I recently put together a graduate level course on personal leadership development for public health professionals who want to create a personal leadership portfolio. The course involves each working professional completing a number of instruments related to personal leadership. Each session of the class involves an interactive session on each of the instruments and how to use the results of the instrument to enhance leadership work. I have chosen a number of instruments which I think will give each professional a well-rounded view of their leadership. This is not meant to imply that the instruments I chose could not be replaced with others that would not be useful to the leader. At the end of the course, each leader gets a personal coaching session for an hour to tie the pieces of their profile together.

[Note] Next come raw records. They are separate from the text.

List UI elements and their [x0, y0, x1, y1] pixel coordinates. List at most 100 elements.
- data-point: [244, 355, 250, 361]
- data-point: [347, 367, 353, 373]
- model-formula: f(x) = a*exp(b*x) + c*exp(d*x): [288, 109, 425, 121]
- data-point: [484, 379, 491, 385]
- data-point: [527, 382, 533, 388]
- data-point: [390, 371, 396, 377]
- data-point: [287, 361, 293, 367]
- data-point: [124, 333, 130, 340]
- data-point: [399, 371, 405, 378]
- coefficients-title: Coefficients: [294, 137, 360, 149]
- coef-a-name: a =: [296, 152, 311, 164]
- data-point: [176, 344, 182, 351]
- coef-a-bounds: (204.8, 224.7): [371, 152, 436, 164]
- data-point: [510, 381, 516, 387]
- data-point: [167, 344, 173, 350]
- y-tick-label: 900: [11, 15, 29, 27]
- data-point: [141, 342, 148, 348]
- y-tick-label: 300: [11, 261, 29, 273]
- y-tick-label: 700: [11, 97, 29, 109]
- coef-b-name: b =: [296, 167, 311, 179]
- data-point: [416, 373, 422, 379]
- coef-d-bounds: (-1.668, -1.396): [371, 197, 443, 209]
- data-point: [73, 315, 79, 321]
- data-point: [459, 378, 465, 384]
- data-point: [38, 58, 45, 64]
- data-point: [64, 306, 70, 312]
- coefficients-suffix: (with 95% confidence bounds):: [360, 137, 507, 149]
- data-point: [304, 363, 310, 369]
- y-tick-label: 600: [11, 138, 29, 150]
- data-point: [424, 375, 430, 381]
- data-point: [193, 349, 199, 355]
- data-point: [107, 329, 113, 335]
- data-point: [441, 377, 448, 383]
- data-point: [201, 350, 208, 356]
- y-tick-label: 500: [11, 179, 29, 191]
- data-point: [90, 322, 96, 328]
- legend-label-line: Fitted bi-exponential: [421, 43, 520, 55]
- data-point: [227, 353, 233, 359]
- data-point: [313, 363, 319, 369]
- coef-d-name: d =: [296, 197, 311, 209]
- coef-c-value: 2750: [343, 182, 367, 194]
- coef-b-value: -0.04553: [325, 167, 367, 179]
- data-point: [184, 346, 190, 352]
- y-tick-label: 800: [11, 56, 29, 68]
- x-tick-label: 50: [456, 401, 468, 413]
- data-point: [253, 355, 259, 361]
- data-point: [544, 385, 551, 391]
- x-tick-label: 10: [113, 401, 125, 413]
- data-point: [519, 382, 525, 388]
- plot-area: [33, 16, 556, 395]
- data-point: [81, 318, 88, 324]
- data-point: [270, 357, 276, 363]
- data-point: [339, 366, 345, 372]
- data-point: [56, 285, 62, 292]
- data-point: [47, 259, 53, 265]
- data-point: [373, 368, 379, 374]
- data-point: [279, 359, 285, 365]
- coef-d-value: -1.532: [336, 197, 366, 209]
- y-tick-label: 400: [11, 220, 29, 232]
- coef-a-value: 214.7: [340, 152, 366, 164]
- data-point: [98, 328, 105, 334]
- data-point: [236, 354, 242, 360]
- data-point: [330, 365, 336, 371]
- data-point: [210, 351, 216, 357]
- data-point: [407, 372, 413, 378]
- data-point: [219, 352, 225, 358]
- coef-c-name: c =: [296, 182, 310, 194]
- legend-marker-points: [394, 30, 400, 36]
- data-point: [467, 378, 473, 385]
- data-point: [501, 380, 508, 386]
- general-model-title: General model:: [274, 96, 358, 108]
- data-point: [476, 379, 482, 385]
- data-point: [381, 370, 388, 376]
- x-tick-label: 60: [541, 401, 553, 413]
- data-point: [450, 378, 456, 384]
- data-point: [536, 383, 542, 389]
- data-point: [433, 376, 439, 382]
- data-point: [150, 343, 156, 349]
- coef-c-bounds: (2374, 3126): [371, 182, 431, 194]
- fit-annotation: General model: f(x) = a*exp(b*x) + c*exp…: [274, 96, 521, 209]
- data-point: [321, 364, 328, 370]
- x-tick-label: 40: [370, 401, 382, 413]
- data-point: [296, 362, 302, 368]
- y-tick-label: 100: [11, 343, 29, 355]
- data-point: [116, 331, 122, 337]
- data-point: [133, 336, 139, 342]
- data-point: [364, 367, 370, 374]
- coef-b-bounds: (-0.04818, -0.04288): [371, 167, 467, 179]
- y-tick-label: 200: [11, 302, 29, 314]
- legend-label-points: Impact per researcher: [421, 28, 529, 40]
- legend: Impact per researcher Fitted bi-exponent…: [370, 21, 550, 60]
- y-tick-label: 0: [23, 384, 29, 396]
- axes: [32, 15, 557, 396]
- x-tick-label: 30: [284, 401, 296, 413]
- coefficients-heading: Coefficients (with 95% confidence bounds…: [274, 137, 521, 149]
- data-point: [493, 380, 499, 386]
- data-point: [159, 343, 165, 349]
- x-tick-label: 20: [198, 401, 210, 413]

I assume you might like to know the instruments that I chose. Since this is a course for public health leaders, one of the instruments is a public health leadership profile. This can be substituted with an instrument developed for educators, human services professionals, or business executives. I have included in the profile an instrument on leadership style and one on time spent in management in contrast to leadership activities. I also include the Emergenetics instrument which deals with thinking preferences and behaviors associated with thinking. Some leaders would include the Myers-Briggs instrument instead. However, I find that people like the color-oriented approach to Emergenetics than the letter approach of Myers-Briggs. I also include an instrument on Emotional Intelligence(Bradberry and Greaves). There are the two excellent instruments developed by the Gallup Organization(Strengths Finder 2.0 and Well Being Finder). Finally, I include two excellent leadership instruments from Discovery Learning—Public Health Leadership Profile(360 degree instrument) and Change Style Indicators. As you can see, these instruments provide a well- rounded view of the personal leadership skills of the public health professional. What are some of the leadership assessment tools that you would include?

Whatever set of instruments you choose, it is important to examine your leadership skills and how you employ these skills in the real world. Leaders need to be sensitive to the ways that they impact others.